Mardi, le palais royal a annoncé le limogeage de M. Rifaï, remplacé par Maarouf Bakhit, 64 ans, déjà Premier ministre de 2005 à 2007.

Dans sa lettre de désignation diffusée par le palais, le roi a chargé M. Bakhit «de prendre des mesures rapides et claires pour mener des réformes politiques réelles (...) soutenant notre action en faveur de la démocratie».

M. Bakhit a affirmé à l'AFP que son cabinet allait s'«atteler à prendre des mesures concrètes pour des réformes politiques, économiques et sociales».

Il a en outre ajouté qu'il donnerait «la priorité au dialogue avec toutes les parties concernées dans le pays», en référence aux islamistes. «Nous n'excluerons personne».

Le Front de l'action islamique (FAI), principal parti d'opposition et bras politique des Frères musulmans, a immédiatement critiqué le choix du roi, estimant que M. Bakhit n'était «pas un réformateur».

«Il semble que le train des réformes n'est pas encore en marche. Nous sommes contre ce Premier ministre», a déclaré à l'AFP le secrétaire général du FAI, Hamzeh Mansour, assurant que les manifestations allaient se poursuivre puisque «les raisons de ces manifestations (étaient) toujours valables».

«Maarouf Bakhit a conduit les pires élections législatives en Jordanie» lors de son mandat de Premier ministre en 2007, a expliqué Zaki Bani Rsheid, membre du comité exécutif du FAI.

Le roi Abdallah II avait indirectement reconnu la fraude dans ces élections lorsqu'il a dissous la Chambre des députés en 2009, deux ans avant la fin de son mandat. Mais les islamistes ont boycotté les nouvelles élections en novembre, s'estimant lésés par la loi électorale.

«Le choix du roi est étonnant, car c'est sous M. Bakhit que des élections douteuses ont eu lieu», a confirmé Mohamad Masri, chercheur au Centre d'Etudes Stratégiques de l'université jordanienne.

Le FAI avait remis dimanche à M. Rifaï des «revendications écrites», comprenant en particulier son départ. Une rencontre «privée» entre le roi et une délégation du FAI était prévue prochainement.

«Le roi a voulu limoger M. Rifaï avant de rencontrer les islamistes, afin de ne pas donner l'impression qu'il se pliait à leurs exigences», a déclaré à l'AFP un ministre du gouvernement sortant.

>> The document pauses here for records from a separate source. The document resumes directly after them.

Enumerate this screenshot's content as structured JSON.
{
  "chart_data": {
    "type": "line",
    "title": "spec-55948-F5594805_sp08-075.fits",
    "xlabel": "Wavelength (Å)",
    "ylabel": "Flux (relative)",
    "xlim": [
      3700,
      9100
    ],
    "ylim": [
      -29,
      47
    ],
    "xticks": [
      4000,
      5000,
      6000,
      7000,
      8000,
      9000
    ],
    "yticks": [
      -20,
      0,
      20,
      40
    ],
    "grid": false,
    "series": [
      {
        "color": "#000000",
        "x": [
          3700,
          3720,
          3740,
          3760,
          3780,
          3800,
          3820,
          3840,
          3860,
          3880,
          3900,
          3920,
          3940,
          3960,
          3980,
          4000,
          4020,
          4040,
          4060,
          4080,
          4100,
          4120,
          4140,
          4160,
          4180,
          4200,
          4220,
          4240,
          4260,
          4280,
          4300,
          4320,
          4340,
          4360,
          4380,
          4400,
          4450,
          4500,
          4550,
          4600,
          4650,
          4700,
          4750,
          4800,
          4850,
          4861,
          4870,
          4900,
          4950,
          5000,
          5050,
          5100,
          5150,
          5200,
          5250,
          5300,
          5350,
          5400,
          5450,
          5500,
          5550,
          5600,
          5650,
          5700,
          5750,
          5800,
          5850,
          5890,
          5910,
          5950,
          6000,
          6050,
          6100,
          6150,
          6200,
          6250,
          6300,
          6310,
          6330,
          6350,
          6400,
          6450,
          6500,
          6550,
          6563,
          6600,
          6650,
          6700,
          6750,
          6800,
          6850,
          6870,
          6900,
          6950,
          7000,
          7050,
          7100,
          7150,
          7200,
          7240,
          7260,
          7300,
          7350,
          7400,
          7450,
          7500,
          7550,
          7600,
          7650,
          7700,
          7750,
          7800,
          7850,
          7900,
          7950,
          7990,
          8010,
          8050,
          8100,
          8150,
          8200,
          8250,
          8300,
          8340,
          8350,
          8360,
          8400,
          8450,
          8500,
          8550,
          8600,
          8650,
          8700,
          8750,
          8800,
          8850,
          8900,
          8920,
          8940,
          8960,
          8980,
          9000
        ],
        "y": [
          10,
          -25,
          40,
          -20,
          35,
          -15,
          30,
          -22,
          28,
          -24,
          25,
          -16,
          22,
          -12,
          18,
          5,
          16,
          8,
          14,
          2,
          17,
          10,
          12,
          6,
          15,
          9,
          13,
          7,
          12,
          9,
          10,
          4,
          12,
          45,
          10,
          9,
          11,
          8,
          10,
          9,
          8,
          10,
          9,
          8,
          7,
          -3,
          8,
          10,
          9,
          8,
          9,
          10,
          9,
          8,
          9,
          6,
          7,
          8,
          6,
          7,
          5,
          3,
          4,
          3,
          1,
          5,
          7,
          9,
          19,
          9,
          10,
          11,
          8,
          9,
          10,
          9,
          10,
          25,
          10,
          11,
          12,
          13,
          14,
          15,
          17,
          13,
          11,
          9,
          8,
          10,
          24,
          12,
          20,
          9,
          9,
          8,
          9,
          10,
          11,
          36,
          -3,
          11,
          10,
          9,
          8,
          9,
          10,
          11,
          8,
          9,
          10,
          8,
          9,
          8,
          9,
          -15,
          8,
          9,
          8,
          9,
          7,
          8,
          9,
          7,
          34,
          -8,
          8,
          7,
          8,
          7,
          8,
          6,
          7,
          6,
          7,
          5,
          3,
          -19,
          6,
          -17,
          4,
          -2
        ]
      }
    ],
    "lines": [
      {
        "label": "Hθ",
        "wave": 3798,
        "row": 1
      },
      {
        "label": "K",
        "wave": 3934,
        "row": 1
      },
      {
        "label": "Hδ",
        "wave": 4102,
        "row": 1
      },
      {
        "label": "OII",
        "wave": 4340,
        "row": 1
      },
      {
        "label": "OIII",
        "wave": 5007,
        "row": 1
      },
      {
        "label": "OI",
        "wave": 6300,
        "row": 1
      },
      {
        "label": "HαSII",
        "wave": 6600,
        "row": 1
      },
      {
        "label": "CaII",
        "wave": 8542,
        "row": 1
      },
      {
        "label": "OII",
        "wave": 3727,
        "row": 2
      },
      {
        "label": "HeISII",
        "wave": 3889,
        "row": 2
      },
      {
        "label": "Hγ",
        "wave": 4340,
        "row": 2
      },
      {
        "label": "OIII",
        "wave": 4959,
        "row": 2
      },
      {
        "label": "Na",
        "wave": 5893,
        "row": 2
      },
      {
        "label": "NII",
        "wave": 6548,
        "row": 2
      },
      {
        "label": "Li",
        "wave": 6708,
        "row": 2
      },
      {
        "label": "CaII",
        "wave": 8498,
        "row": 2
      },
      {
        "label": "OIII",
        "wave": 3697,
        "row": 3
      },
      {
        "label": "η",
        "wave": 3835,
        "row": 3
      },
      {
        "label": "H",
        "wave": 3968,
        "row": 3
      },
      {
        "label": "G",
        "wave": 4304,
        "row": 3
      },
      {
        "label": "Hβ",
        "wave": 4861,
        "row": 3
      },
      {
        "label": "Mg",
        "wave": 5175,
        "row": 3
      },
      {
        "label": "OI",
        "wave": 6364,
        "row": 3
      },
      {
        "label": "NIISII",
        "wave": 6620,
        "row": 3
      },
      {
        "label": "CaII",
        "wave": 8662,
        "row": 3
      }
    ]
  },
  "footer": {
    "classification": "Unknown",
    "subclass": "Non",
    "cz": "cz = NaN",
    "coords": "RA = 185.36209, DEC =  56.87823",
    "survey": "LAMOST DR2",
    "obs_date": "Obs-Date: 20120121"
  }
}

Maarouf Bakhit a fait carrière dans l'armée. A sa retraite en 1999, avec le grade de général, il est devenu coordinateur des pourparlers de paix avec Israël, puis ambassadeur en Turquie (2002-2005) et en Israël (2005), avant de revenir à Amman comme directeur du bureau du roi et adjoint à la Sécurité nationale.

Il a désormais «quelques jours» pour annoncer la composition de son gouvernement, selon le palais qui compte sur lui pour éviter que les manifestations ne prennent de l'ampleur sur le modèle de la Tunisie et de l'Égypte.